The available whole genome sequences of P. aeruginosa from the National Center for Biotechnology Information (NCBI) were downloaded (last accessed on 24 October 2019). Resistance genes of the Pseudomonas genomes were analyzed by ResFinder. The sequence types (ST) of these P. aeruginosa genomes were obtained using the webtool PubMLST (https://pubmlst.org/organisms/pseudomonas-aeruginosa). Analyses of the downloaded genomes (including R31) were further processed using kSNP3 v3.1 [50]. Core single-nucleotide polymorphism (SNP) matrices were generated, and maximum-likelihood phylogenies were constructed. Phylogenetic trees were drawn using the Interactive Tree of Life (iTOL) programs [51].

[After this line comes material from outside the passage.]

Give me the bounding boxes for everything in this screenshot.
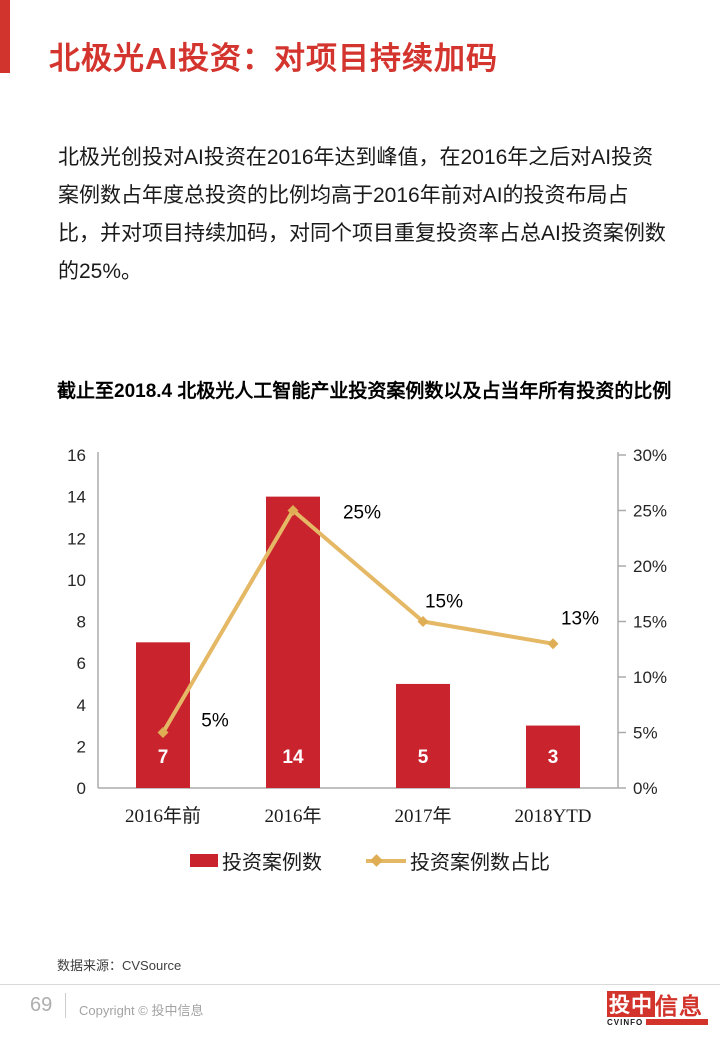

3.9. Nucleotide Sequence Accession Number

The complete sequences of the chromosome of R31 and plasmid pR31-KPC were submitted to GenBank database, under accession numbers CP061850 and CP061851, respectively.

4. Conclusions

Carbapenems are still first-line agents for the treatment of P. aeruginosa infections. The occurrence and dissemination of bla_KPC-2 and/or other carbapenemase gene-carrying P. aeruginosa strains have important clinical and epidemiological implications. Four other fully sequenced plasmids of the same incompatibility group as pR31-KPC have been reported in China, which suggest that it may be an important vehicle in the dissemination of bla_KPC-2 in Pseudomonas.